南燕
南燕(なんえん、398年1月 - 410年2月)とは、五胡十六国時代に存在した鮮卑族の王朝。首都は滑台。399年に広固に遷都された[1]。前燕の流れを汲む王朝のひとつである。国号は単に燕であるが、歴史的に同時代の他の燕と区別するため南燕と称される。
概要[編集]
南燕の建国者である慕容徳は前燕の皇族で後燕を建国した慕容垂の実弟である[2]。370年に前燕が前秦に滅ぼされた際、慕容徳は慕容暐と共に前秦の首都・長安に連行され、前秦の家臣となる[1]。慕容徳は383年の淝水の戦いで前秦の奮威将軍として従軍したが、この戦いで前秦が東晋に大敗すると兄の慕容垂に従って後燕の建国に寄与した[1]。慕容垂が崩御すると、跡を継いだ慕容宝の時代に車騎大将軍・冀州牧として後燕の南部支配を担当した[1]。後燕は慕容垂が亡くなると急速に衰退し、北魏の侵攻を受けて慕容宝が中山を脱出して龍城に移動した後、中山で一時自立した慕容麟と合流し、398年1月に4万戸を率いて南下し、滑台(現在の河南省滑県)に移って燕王を称した[1]。これが南燕の建国である[1]。
慕容徳は東晋の攻撃を撃退し、前秦の残党である苻広の反乱を鎮圧した[1]。しかし北魏の圧迫に耐え切れず、399年8月に山東の広固(現在の山東省青州市)に遷都し、400年1月に皇帝に即位した[1]。しかし南燕は元々大国である北魏と東晋に囲まれて勢力拡大の余地は無く、その支配地も現在の山東省に限られた小国でしかなかった[1]。それでも慕容徳は戸籍を整備し人材登用に務めて国力増強を図った[2]。また403年12月になると東晋で政変が起こり、桓玄が皇帝に即位して楚が建国されたが、404年3月になると建威将軍・劉裕によるクーデターが起こって桓玄が敗死した[2]。この一連の政変の間に慕容徳は東晋から逃れてきた亡命者を積極的に受け入れ、その結果兵力37万人、人口200万人にまで増加した[2]。これを背景にして慕容徳は東晋攻撃を計画したが、慕容徳自身が重病に倒れてしまい中止され、慕容徳は405年8月に崩御した[2]。

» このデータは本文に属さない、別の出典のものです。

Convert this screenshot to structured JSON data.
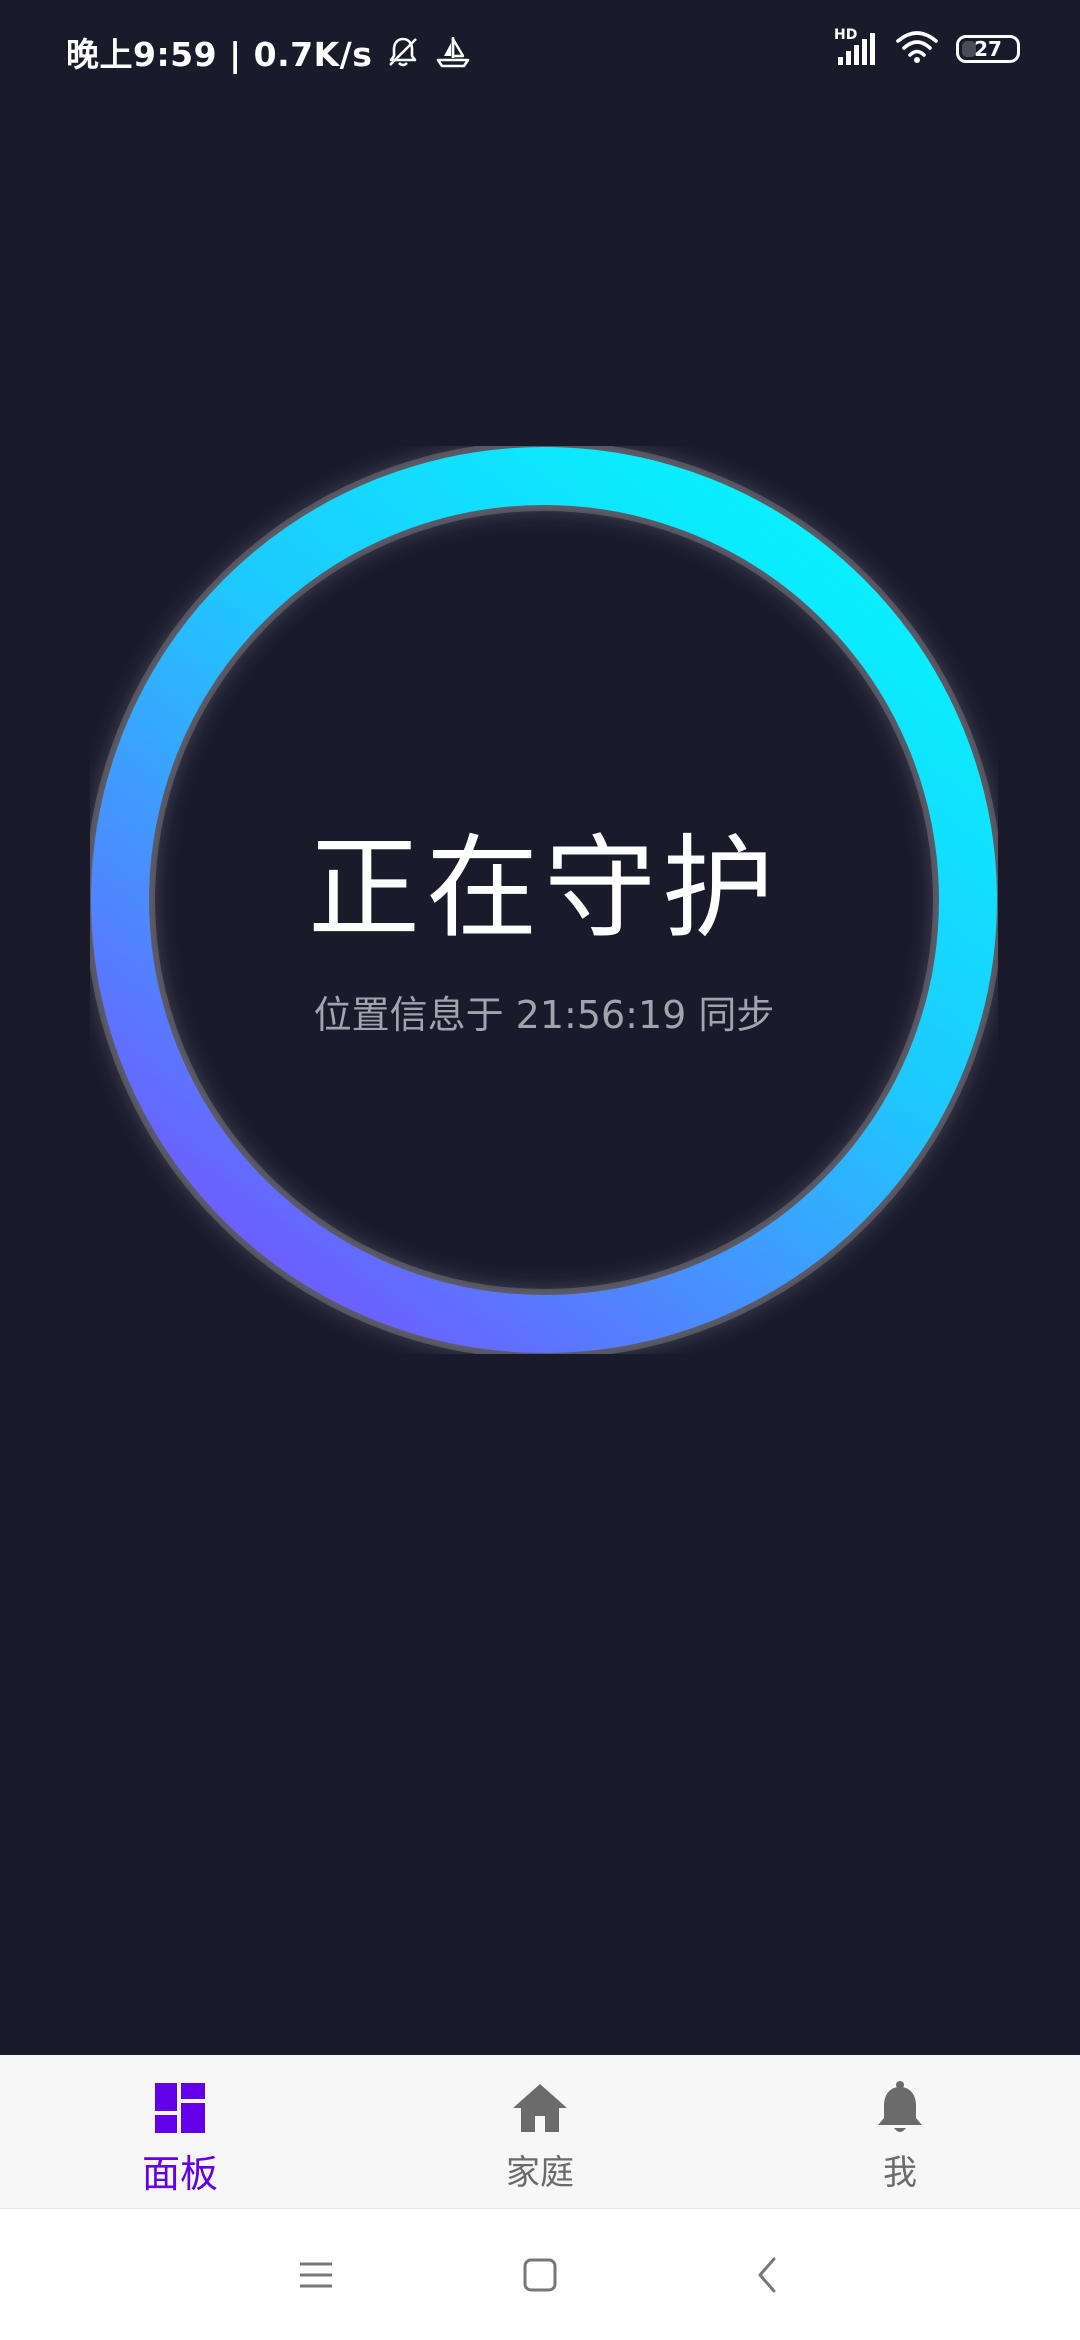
{
  "status_bar": {
    "time_text": "晚上9:59 | 0.7K/s",
    "signal_badge": "HD",
    "battery_level": "27",
    "battery_fraction": 0.27,
    "icons": [
      "bell-muted-icon",
      "sailboat-icon",
      "hd-signal-icon",
      "wifi-icon",
      "battery-icon"
    ]
  },
  "main": {
    "status_title": "正在守护",
    "sync_text": "位置信息于 21:56:19 同步"
  },
  "ring": {
    "gradient_start": "#00ffff",
    "gradient_mid": "#1ec8ff",
    "gradient_end": "#6e5cff",
    "glow_color": "#ffffff"
  },
  "bottom_nav": {
    "items": [
      {
        "label": "面板",
        "icon": "dashboard-icon",
        "active": true
      },
      {
        "label": "家庭",
        "icon": "home-icon",
        "active": false
      },
      {
        "label": "我",
        "icon": "bell-icon",
        "active": false
      }
    ],
    "active_color": "#6200ea",
    "inactive_color": "#6b6b6b"
  },
  "system_nav": {
    "buttons": [
      "menu-icon",
      "home-square-icon",
      "back-icon"
    ]
  },
  "colors": {
    "background": "#1a1a2b",
    "nav_background": "#f7f7f7"
  }
}
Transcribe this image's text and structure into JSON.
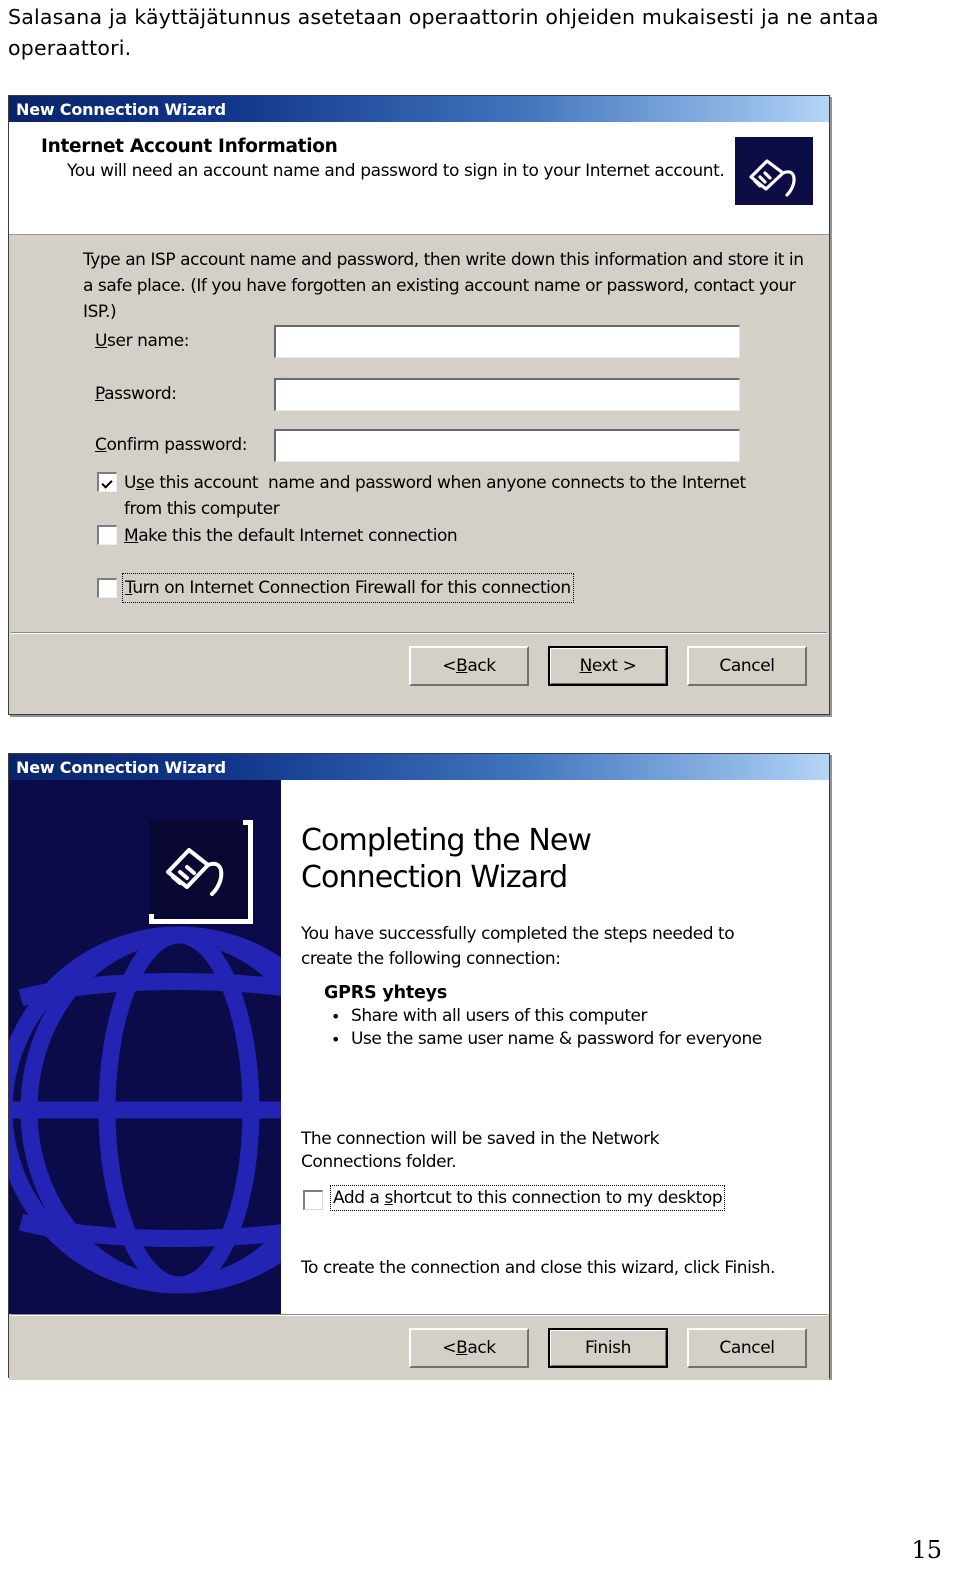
{
  "page": {
    "intro_text": "Salasana ja käyttäjätunnus asetetaan operaattorin ohjeiden mukaisesti ja ne antaa operaattori.",
    "page_number": "15",
    "colors": {
      "dialog_face": "#d4d0c8",
      "titlebar_start": "#0a246a",
      "titlebar_end": "#b6d6f5",
      "banner_background": "#0b0b4a",
      "banner_globe": "#1f1fae",
      "text": "#000000",
      "field_background": "#ffffff"
    }
  },
  "dialog1": {
    "title": "New Connection Wizard",
    "icon": "network-plug-icon",
    "header": {
      "heading": "Internet Account Information",
      "subheading": "You will need an account name and password to sign in to your Internet account."
    },
    "body_text": "Type an ISP account name and password, then write down this information and store it in a safe place. (If you have forgotten an existing account name or password, contact your ISP.)",
    "fields": [
      {
        "label": "User name:",
        "accel": "U",
        "value": "",
        "placeholder": ""
      },
      {
        "label": "Password:",
        "accel": "P",
        "value": "",
        "placeholder": ""
      },
      {
        "label": "Confirm password:",
        "accel": "C",
        "value": "",
        "placeholder": ""
      }
    ],
    "checkboxes": [
      {
        "label": "Use this account  name and password when anyone connects to the Internet from this computer",
        "accel": "s",
        "checked": true,
        "focused": false
      },
      {
        "label": "Make this the default Internet connection",
        "accel": "M",
        "checked": false,
        "focused": false
      },
      {
        "label": "Turn on Internet Connection Firewall for this connection",
        "accel": "T",
        "checked": false,
        "focused": true
      }
    ],
    "buttons": [
      {
        "label": "< Back",
        "accel": "B",
        "default": false
      },
      {
        "label": "Next >",
        "accel": "N",
        "default": true
      },
      {
        "label": "Cancel",
        "accel": "",
        "default": false
      }
    ]
  },
  "dialog2": {
    "title": "New Connection Wizard",
    "icon": "network-plug-icon",
    "banner_icon": "network-plug-icon",
    "heading": "Completing the New Connection Wizard",
    "lead_text": "You have successfully completed the steps needed to create the following connection:",
    "connection_name": "GPRS yhteys",
    "connection_properties": [
      "Share with all users of this computer",
      "Use the same user name & password for everyone"
    ],
    "saved_text": "The connection will be saved in the Network Connections folder.",
    "shortcut_checkbox": {
      "label": "Add a shortcut to this connection to my desktop",
      "accel": "s",
      "checked": false,
      "focused": true
    },
    "finish_note": "To create the connection and close this wizard, click Finish.",
    "buttons": [
      {
        "label": "< Back",
        "accel": "B",
        "default": false
      },
      {
        "label": "Finish",
        "accel": "",
        "default": true
      },
      {
        "label": "Cancel",
        "accel": "",
        "default": false
      }
    ]
  }
}
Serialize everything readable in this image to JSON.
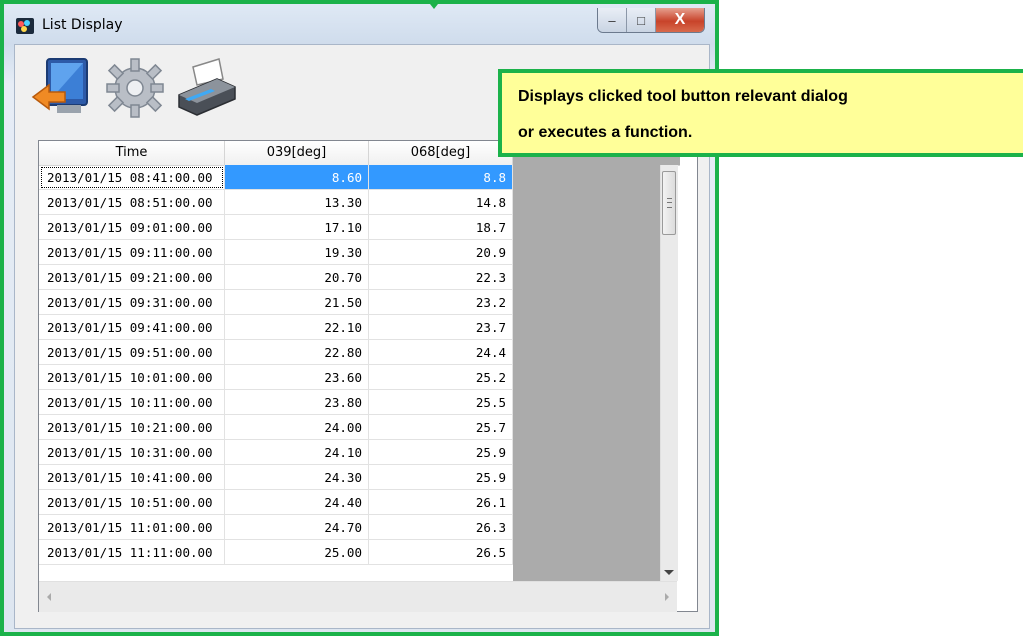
{
  "window": {
    "title": "List Display",
    "minimize": "–",
    "maximize": "□",
    "close": "X"
  },
  "toolbar": {
    "buttons": [
      {
        "name": "exit-button",
        "icon": "monitor-exit-icon"
      },
      {
        "name": "settings-button",
        "icon": "gear-icon"
      },
      {
        "name": "print-button",
        "icon": "printer-icon"
      }
    ]
  },
  "callout": {
    "line1": "Displays clicked tool button relevant dialog",
    "line2": "or executes a function."
  },
  "table": {
    "headers": [
      "Time",
      "039[deg]",
      "068[deg]"
    ],
    "rows": [
      [
        "2013/01/15 08:41:00.00",
        "8.60",
        "8.8"
      ],
      [
        "2013/01/15 08:51:00.00",
        "13.30",
        "14.8"
      ],
      [
        "2013/01/15 09:01:00.00",
        "17.10",
        "18.7"
      ],
      [
        "2013/01/15 09:11:00.00",
        "19.30",
        "20.9"
      ],
      [
        "2013/01/15 09:21:00.00",
        "20.70",
        "22.3"
      ],
      [
        "2013/01/15 09:31:00.00",
        "21.50",
        "23.2"
      ],
      [
        "2013/01/15 09:41:00.00",
        "22.10",
        "23.7"
      ],
      [
        "2013/01/15 09:51:00.00",
        "22.80",
        "24.4"
      ],
      [
        "2013/01/15 10:01:00.00",
        "23.60",
        "25.2"
      ],
      [
        "2013/01/15 10:11:00.00",
        "23.80",
        "25.5"
      ],
      [
        "2013/01/15 10:21:00.00",
        "24.00",
        "25.7"
      ],
      [
        "2013/01/15 10:31:00.00",
        "24.10",
        "25.9"
      ],
      [
        "2013/01/15 10:41:00.00",
        "24.30",
        "25.9"
      ],
      [
        "2013/01/15 10:51:00.00",
        "24.40",
        "26.1"
      ],
      [
        "2013/01/15 11:01:00.00",
        "24.70",
        "26.3"
      ],
      [
        "2013/01/15 11:11:00.00",
        "25.00",
        "26.5"
      ]
    ]
  },
  "colors": {
    "highlight_border": "#1bb24a",
    "callout_bg": "#ffff99",
    "selection": "#3399ff"
  }
}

慕容徳の死後、跡を継いだのは甥の慕容超であった[2]。彼は慕容徳の兄・慕容納の子である[2]。しかし慕容超は叔父時代から政権の中枢にあった慕容鐘を排除するなど悪政を繰り広げたため、南燕から国外に対して人材が大量に流出した[2]。慕容超は後秦に従属してその支援を得ることで東晋への侵攻を図り、409年2月に宿豫に侵攻して住民2500人を拉致した[2]。しかしこれは東晋の怒りを買っただけであり、桓玄を倒して東晋を復活させて車騎将軍として実力者となっていた劉裕により3月から侵攻を受ける[3]。南燕軍は対抗しきれず、6月には首都の広固が遂に包囲される。慕容超は宗主国である後秦に支援を求めたが、その後秦も夏の攻撃を受けていたため支援することなど不可能であった[3]。410年2月、広固は陥落して慕容超は捕虜となり[3]、ここに南燕は2代13年で滅亡した。
慕容超は建康に連行され、劉裕により処刑された[3]。